Hey, Cobb: There’s a new symphony in town promising to be less stuffy

Paul Scanling, music director for the new Marietta Symphony Orchestra, poses with another group of musicians. There’s no picture of the MSO because they‘ll rehearse together for the first time the day of the their inaugural show.

Paul Scanling, music director for the new Marietta Symphony Orchestra, poses with another group of musicians. There’s no picture of the MSO because they‘ll rehearse together for the first time the day of the their inaugural show.

Tuxedo and tails. And conductor with his nose in the air flicking the baton. A massive concert hall reverberating no sound waves other than the ones from instruments.

Paul Scanling knows that’s what many think of when they hear “symphony.”

But he wants to change that perception with Marietta Symphony Orchestra, which will hold it inaugural show Saturday at Marietta's New Theatre in the Square from 7:30 to 9 p.m.

Scanling is the director of bands at Oglethorpe University and music director with the Lawrenceville-based Atlanta Concert Band, which its Facebook page says formed in 1958.

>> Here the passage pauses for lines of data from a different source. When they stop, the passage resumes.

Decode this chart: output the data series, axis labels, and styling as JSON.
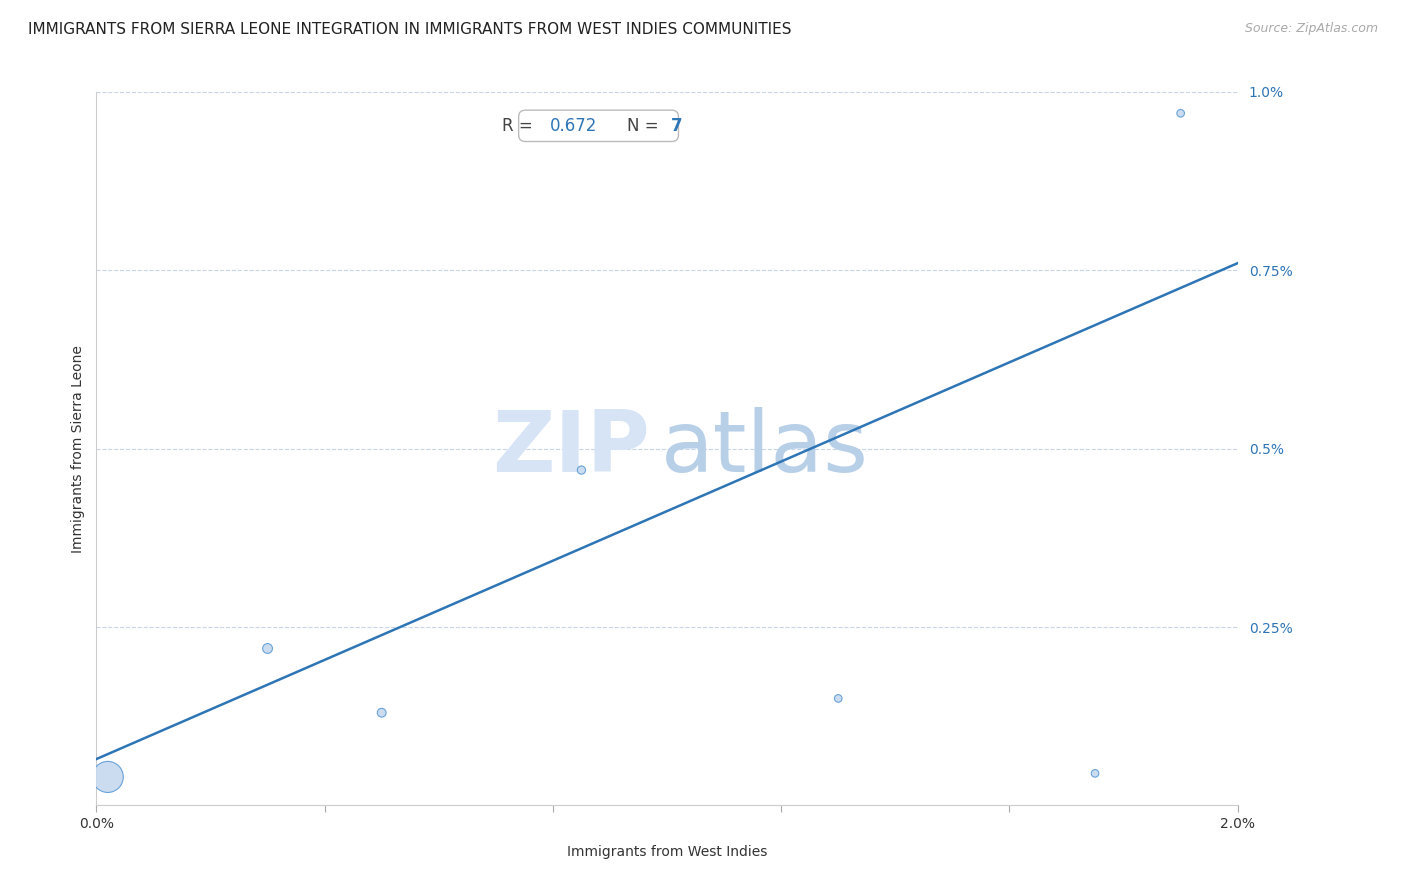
{
  "title": "IMMIGRANTS FROM SIERRA LEONE INTEGRATION IN IMMIGRANTS FROM WEST INDIES COMMUNITIES",
  "source": "Source: ZipAtlas.com",
  "xlabel": "Immigrants from West Indies",
  "ylabel": "Immigrants from Sierra Leone",
  "R": 0.672,
  "N": 7,
  "x_data": [
    0.0002,
    0.003,
    0.005,
    0.0085,
    0.013,
    0.0175,
    0.019
  ],
  "y_data": [
    0.0004,
    0.0022,
    0.0013,
    0.0047,
    0.0015,
    0.00045,
    0.0097
  ],
  "bubble_sizes": [
    500,
    50,
    40,
    35,
    30,
    30,
    30
  ],
  "xlim": [
    0.0,
    0.02
  ],
  "ylim": [
    0.0,
    0.01
  ],
  "xticks": [
    0.0,
    0.004,
    0.008,
    0.012,
    0.016,
    0.02
  ],
  "xtick_labels_show": [
    true,
    false,
    false,
    false,
    false,
    true
  ],
  "xtick_label_vals": [
    "0.0%",
    "",
    "",
    "",
    "",
    "2.0%"
  ],
  "yticks": [
    0.0,
    0.0025,
    0.005,
    0.0075,
    0.01
  ],
  "ytick_labels": [
    "",
    "0.25%",
    "0.5%",
    "0.75%",
    "1.0%"
  ],
  "scatter_face_color": "#c6d9f0",
  "scatter_edge_color": "#5b9bd5",
  "line_color": "#2e75b6",
  "grid_color": "#c8d4e8",
  "background_color": "#ffffff",
  "zip_color": "#d6e4f5",
  "atlas_color": "#b8cfe8",
  "annot_text_color": "#444444",
  "annot_val_color": "#2e75b6",
  "title_fontsize": 11,
  "label_fontsize": 10,
  "tick_fontsize": 10,
  "annot_fontsize": 12,
  "watermark_fontsize": 62,
  "right_tick_color": "#2e75b6",
  "line_start_x": 0.0,
  "line_start_y": 0.00065,
  "line_end_x": 0.02,
  "line_end_y": 0.0076
}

He registered the Marietta Symphony Orchestra with the state as a business in January, gathered a board of directors and raised some money to pay the freelance musicians.

“I’ve always wanted to have a professional orchestra, and I saw the need and space for one here in Marietta where we could do things differently,” said the Marietta resident.

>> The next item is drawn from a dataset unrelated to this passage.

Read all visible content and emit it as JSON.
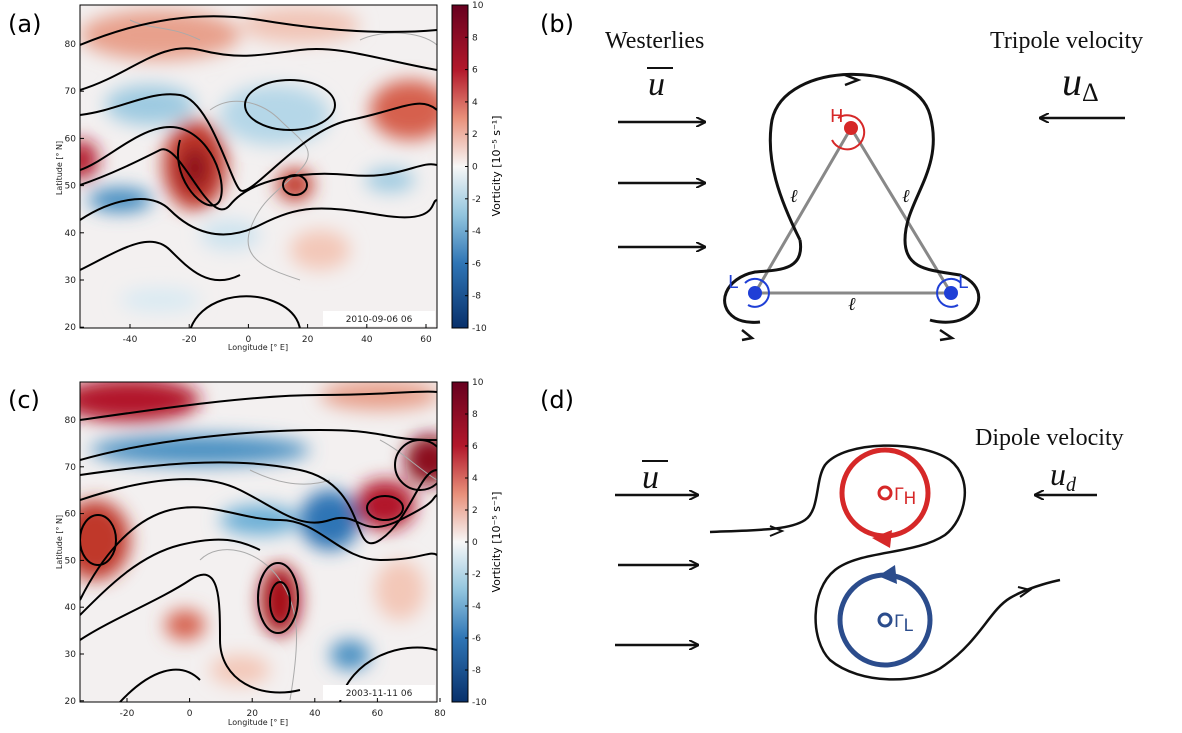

The MSO also joins the established Georgia Symphony Orchestra in Marietta.

Scanling said he pulled from other music performance styles to form the Marietta Symphony Orchestra approach.

He liked how rock and roll performers interacted with audiences between songs and how jazz musicians introduced pieces by adding a story or context.

So at MSO shows, expect Scanling to actually turn around to talk to folks, solicit feedback and lead off songs with information.

But there was something else he wanted to change.

Usually, the orchestra “is dressed about as formal as you can get,” he said. “That to me is very off-putting because it’s formal wear from 100 years ago.”

So you won’t see penguins playing music to one penguin swinging a stick. The male performers will still have ties on, but they just might not be black ties.

He said the symphony, which has a regular roster of 36 musicians, has two other shows scheduled; at one in April, they’ll be premiering an orchestral piece written by a local composer.

Scanling said there’s a large community of classical musicians in metro Atlanta who refer to themselves as the “The Freeway Philharmonic” because they have to travel too much for oppurtunities to play.

“You go pretty much any direction in the South, there’s pretty much a musician from Atlanta playing,” he said. Now, performers will “get a chance to play and sleep in your own bed as well.”

Scanling said he feels classical music is for everyone and hopes that the changes from the norm he plans to implement with MSO will help people connect.

“We will be a part of that contemporary music scene,” he said. “We’re going to play Beethoven, but we need to play local composers’ music as well.”

The line-up for the first show will be: Beethoven’s “Coriolan” Overture, Mozart’s 38th symphony, Dvorak’s “Humoresques” and finally the first movement of Beethoven’s No. 3.

Tickets are $30 in advance online and at the door.